The M/MP1000 Only has 1k of RAM. There is NO WAY that just Text and Semigraphics would have competed with the Atari 2600 (or anything else for that matter).
So they Had to use the most impressive modes, Color Graphics 6 (128x192) and Raster Graphics 6 (256x192). Which would normally require 6K each.
To get around this problem,(Providing 6K of info from 1K of RAM) they set-up there VDG memory management system to use the scratch pad as an offset into the screen RAM + scanline count, to feed the VDG.
This gives the system a virtual programmable graphics system of 32 8x16 characters.

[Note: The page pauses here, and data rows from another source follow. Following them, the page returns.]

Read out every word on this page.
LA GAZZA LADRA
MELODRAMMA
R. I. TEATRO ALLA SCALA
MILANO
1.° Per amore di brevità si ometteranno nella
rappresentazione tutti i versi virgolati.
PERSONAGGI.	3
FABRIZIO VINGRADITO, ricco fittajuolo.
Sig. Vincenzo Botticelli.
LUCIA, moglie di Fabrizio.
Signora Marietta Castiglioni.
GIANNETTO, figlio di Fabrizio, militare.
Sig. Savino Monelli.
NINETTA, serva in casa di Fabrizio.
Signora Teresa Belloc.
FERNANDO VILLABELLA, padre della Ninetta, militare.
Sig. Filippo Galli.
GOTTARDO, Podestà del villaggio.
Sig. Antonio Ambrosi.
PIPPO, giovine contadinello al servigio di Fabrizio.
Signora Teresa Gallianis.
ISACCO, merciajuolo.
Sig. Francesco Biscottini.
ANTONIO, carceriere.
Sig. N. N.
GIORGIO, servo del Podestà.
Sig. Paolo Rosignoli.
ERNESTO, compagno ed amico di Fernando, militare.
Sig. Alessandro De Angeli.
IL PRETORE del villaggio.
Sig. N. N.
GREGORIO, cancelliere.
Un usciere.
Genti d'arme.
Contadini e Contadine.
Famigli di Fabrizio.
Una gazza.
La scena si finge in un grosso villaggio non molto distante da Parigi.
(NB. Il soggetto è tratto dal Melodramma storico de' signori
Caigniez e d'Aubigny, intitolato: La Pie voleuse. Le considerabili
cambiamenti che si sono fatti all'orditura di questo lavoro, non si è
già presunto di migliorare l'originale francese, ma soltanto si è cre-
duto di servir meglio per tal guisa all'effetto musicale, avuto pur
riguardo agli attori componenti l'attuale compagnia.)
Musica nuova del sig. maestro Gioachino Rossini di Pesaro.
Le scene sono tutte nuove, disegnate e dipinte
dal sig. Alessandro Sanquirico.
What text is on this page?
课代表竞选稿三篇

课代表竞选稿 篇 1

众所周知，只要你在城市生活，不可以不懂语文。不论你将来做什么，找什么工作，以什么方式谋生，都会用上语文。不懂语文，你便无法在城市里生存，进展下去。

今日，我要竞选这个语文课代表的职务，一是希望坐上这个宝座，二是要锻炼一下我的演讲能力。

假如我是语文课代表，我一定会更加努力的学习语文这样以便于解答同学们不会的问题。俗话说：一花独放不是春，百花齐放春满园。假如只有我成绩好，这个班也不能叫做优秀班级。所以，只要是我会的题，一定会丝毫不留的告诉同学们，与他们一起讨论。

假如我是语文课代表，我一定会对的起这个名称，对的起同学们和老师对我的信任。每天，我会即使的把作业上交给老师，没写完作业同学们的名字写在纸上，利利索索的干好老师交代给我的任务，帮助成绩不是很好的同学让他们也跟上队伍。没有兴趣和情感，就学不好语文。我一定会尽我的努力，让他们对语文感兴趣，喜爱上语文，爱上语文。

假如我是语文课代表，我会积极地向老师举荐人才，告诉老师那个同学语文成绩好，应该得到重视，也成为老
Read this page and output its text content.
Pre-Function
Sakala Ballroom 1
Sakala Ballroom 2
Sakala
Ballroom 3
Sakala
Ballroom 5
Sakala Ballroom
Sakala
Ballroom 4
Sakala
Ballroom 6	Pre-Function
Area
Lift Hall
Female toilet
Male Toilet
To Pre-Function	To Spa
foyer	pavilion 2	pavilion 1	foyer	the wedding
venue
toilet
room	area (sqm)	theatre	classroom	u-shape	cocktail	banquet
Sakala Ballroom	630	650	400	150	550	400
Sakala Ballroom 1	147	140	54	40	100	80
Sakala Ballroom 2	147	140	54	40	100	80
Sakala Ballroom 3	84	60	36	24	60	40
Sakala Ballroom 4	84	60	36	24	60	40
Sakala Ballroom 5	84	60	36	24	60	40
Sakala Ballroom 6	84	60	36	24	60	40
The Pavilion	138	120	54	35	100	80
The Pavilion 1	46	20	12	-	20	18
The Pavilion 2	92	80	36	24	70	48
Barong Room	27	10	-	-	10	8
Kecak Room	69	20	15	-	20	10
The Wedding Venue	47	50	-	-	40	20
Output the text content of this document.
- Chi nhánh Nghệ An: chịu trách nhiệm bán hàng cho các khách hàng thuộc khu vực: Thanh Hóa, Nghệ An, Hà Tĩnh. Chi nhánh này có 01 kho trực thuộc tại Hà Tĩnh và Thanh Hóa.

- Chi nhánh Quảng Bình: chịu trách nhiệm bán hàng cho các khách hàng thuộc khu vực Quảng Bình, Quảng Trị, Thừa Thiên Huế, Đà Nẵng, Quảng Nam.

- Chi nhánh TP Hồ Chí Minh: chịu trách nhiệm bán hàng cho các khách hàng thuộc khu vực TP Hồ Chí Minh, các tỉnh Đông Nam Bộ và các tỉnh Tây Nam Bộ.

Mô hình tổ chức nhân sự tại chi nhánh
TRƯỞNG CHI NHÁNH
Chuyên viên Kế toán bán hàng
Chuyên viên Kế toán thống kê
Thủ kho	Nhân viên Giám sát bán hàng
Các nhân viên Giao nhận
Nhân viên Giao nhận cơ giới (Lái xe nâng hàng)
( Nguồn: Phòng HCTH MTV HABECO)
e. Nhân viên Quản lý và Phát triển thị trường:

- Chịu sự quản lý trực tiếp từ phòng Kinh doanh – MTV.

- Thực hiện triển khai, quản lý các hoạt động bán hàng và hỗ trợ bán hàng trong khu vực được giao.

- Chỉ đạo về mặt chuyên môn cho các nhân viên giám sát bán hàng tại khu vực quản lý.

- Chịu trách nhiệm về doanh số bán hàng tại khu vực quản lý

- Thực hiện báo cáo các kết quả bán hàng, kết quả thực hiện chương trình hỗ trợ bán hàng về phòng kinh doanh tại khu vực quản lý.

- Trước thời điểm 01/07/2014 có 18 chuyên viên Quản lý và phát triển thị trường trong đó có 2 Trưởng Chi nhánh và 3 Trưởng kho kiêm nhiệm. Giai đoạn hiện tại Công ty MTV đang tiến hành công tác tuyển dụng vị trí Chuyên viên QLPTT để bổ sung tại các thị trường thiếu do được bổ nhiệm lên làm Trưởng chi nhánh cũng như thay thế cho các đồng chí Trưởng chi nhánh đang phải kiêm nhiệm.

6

For good measure, they toggle the 6th bit to now set the CSS flag on the VDG. This gives them ALL 8 colors in the Color Graphics mode and 4 in the Raster Graphics mode. With the side effect of changing Inversed characters in text mode to now be Orange/Yellow when the VDG is still in Text/Semigraphics mode.
Some APF games have a Text Mode display at the top of the screen. On the COCO, Dragon and VZ200 this is imposable.
The APF does this by changing the mode after the last text line they intend to display.
The Graphics Memory Manager, expecting to start at the top of the screen, then starts generating the Graphics characters as if it were. That is, the first line of graphics character pointers is read regardless how many text lines have been displayed already.
Now you might think this would cause a problem when the Graphics reached the bottom of the screen and thought it still had some lines to display, but the VDG will ignore any data after the 192th line, until Vertical Retrace is compleated.